AG: Você há muitos anos assina a mais prestigiada coluna de cultura, Lenha na Fogueira. Como iniciou a vida de colunista, e de onde vem Zekatraca?
Silvio Santos – Dei muita sorte na vida. Não dei para ganhar dinheiro (risos). Meu irmão Antônio, por parte de meu pai, era sonoplasta na Rádio Difusora do Guaporé. E ele levou o outro irmão, Bianor Santos, para ser locutor. O Padre Vitor Hugo levou Bianor para fundar a Rádio Caiari, e para lá fui como sonoplasta. Tinha 14 anos. Um detalhe: o Vitor Hugo pegou indevidamente a frequência da Difusora, que estava inativa. Liberaram a frequência para ele após um acordo com os Correios em que um programa de rádio deveria ser feito para ajudar a encontrar as pessoas. Em 61 passei a ser apresentador de programa, e fui nesse movimento até chegar em 86 e o Rochilmer me chamar para escrever uma coluna sobre carnaval para seu jornal, A Tribuna. Era para concorrer com a coluna do jornal “Estadão do Norte“, assinada por um tal de Pierrô Apaixonado, que ninguém sabia quem era, e depois descobrimos que era o Vinicius Danin. Eu também tinha de usar pseudônimo. Eu e Manelão tínhamos um bloco, o bloco do Zé Atraca, que estava parado. Conversando com Manelão, ele disse põe Zé Atraca para ficar eternizado. Daí ficou Zekatraca. Passou muito tempo e ninguém sabia que era eu, só quando fui para o Diário da Amazônia. Seu Hermínio colocou o título “Silvio Santos, mas pode me chamar de Zekatraca”. O Diário não tinha nem um ano de fundação, isso era em 94.
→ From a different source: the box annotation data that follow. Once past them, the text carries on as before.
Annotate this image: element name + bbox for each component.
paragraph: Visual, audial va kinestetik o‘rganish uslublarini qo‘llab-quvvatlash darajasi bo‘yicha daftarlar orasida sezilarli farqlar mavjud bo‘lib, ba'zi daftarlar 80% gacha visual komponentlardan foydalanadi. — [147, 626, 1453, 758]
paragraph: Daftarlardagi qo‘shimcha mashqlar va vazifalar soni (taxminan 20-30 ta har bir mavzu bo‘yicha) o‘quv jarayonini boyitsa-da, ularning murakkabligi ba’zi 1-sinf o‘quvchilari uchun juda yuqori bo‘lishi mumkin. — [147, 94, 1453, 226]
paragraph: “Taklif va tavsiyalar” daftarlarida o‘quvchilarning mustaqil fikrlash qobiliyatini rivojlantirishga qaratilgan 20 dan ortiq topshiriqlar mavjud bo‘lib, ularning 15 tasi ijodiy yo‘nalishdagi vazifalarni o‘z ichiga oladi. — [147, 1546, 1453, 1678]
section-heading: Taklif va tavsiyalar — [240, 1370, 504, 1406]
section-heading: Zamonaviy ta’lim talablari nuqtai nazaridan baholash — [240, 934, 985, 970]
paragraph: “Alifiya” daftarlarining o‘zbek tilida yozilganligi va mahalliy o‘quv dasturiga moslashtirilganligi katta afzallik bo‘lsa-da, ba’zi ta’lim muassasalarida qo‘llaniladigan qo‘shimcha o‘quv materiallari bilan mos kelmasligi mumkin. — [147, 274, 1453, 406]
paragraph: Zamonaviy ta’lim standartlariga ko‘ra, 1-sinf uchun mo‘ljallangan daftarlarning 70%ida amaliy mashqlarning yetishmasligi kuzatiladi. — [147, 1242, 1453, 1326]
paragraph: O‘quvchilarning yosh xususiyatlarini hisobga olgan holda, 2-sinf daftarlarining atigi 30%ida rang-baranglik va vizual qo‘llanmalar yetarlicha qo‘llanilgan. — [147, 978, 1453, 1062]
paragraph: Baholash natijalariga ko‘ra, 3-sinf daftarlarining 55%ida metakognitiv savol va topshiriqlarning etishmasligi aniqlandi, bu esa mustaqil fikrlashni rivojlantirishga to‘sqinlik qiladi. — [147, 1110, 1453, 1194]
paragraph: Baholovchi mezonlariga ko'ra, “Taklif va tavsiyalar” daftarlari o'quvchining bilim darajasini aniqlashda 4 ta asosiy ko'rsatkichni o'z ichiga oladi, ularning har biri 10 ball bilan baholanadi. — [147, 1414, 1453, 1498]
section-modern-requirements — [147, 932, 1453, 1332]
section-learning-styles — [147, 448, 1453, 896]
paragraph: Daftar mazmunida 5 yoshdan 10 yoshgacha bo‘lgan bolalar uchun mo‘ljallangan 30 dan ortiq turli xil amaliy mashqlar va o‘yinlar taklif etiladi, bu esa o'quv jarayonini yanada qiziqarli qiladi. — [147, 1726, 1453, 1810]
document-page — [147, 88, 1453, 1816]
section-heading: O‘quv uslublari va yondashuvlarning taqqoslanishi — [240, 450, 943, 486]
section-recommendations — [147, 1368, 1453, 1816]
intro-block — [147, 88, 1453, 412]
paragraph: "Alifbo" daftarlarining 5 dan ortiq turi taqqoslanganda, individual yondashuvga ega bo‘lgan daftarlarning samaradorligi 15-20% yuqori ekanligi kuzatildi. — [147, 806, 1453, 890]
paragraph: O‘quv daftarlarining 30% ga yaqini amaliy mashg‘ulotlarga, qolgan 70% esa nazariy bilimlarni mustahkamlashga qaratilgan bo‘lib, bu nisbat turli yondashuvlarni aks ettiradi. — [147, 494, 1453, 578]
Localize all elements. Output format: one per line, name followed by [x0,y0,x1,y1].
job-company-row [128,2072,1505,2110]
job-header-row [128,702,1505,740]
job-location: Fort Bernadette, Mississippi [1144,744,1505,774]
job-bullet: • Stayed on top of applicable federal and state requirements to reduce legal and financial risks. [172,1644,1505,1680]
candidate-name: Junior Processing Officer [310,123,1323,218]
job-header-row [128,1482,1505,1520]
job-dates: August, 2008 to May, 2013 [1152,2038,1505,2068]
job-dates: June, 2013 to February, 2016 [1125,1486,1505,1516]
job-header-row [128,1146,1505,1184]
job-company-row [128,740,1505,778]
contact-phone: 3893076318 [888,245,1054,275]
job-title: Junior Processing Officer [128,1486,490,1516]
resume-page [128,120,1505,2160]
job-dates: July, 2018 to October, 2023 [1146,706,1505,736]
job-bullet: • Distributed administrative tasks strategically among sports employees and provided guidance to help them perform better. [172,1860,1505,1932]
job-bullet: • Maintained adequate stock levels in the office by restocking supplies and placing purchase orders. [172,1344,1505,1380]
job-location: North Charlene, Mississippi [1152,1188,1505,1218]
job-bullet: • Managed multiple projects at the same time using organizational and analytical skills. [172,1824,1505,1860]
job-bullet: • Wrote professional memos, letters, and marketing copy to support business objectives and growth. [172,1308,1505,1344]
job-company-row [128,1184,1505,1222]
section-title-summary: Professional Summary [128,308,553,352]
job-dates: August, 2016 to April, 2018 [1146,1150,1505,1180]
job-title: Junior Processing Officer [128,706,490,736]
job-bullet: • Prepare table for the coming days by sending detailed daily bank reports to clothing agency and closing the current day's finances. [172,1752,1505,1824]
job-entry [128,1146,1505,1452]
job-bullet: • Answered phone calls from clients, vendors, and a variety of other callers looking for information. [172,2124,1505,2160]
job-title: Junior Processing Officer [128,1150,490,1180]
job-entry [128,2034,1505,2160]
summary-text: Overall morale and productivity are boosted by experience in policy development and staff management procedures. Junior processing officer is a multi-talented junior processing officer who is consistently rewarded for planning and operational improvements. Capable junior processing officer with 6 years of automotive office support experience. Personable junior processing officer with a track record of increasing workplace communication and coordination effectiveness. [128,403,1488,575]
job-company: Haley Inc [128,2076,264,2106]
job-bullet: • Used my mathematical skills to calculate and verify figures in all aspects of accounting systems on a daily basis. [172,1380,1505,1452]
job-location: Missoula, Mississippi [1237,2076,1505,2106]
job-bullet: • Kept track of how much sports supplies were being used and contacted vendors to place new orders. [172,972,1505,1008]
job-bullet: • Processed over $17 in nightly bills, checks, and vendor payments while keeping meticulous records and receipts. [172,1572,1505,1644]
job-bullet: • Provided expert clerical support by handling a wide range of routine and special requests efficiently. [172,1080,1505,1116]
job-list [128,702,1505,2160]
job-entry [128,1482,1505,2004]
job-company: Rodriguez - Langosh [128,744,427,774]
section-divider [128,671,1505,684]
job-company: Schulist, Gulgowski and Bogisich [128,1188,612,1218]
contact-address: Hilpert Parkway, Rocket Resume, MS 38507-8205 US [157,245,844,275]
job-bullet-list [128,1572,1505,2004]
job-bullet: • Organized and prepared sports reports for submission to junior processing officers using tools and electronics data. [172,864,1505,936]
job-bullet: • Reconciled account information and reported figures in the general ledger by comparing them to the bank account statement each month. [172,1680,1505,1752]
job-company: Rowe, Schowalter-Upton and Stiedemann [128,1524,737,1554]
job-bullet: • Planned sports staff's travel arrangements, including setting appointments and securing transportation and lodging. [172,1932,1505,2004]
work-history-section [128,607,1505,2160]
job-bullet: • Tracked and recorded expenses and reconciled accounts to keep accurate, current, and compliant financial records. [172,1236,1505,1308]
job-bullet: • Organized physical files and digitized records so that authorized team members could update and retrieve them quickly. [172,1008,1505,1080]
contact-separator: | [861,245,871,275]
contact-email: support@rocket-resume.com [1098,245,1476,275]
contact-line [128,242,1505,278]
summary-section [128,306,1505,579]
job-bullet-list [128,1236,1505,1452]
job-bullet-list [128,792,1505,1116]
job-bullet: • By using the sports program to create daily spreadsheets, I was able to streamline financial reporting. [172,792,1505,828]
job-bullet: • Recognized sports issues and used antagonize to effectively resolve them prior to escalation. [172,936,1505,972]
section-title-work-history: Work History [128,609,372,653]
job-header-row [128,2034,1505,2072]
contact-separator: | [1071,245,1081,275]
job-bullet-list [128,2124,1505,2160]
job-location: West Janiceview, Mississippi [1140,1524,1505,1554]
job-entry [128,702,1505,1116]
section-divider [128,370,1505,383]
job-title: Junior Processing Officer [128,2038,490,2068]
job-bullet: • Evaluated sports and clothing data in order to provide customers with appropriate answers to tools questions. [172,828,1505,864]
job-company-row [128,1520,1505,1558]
AG: Você é ribeirinho, militante da cultura, defensor do folclore, do carnaval, da cultura popular. Qual sua avaliação sobre a atenção do governo central para a Amazônia, especialmente para a cultura?
Silvio Santos – Falta muito o que fazer na região como um todo, na região Norte. Recentemente participei de um encontro em Pernambuco, como delegado popular. Já era o nono encontro e Rondônia esteve representado pela primeira vez. Nunca chamaram. Eu vi o quanto somos discriminados. Em relação ao Pará há mais consideração. Mas Amazonas, Rondônia e Acre são discriminados até mesmo no Ministério da Cultura. Falta mais divertimento, divulgação do nosso trabalho cultural, apoio. Eles pediram desculpas porque deixaram a gente de fora. Eu vejo descaso nacional com nossa cultura popular. Eles pensam que a Amazônia é só o boi-bumbá de Parintins, o Caprichoso e Garantido. Somos muito ricos em cultura. Porto Velho e Rondônia são ricos. A gente tem uma diversidade cultural, tem muita cultura para explorar. Porto Velho tem todas as culturas, e nossos governantes não veem isso como investimento, um atrativo turístico para explorar, não ligam para o nosso patrimônio histórico, imaterial, a EFFM, a Festa do Divino Espirito Santo e outras manifestações.
AG: Diante das dificuldades de fazer cultura, já teve vontade de ir embora de Porto Velho?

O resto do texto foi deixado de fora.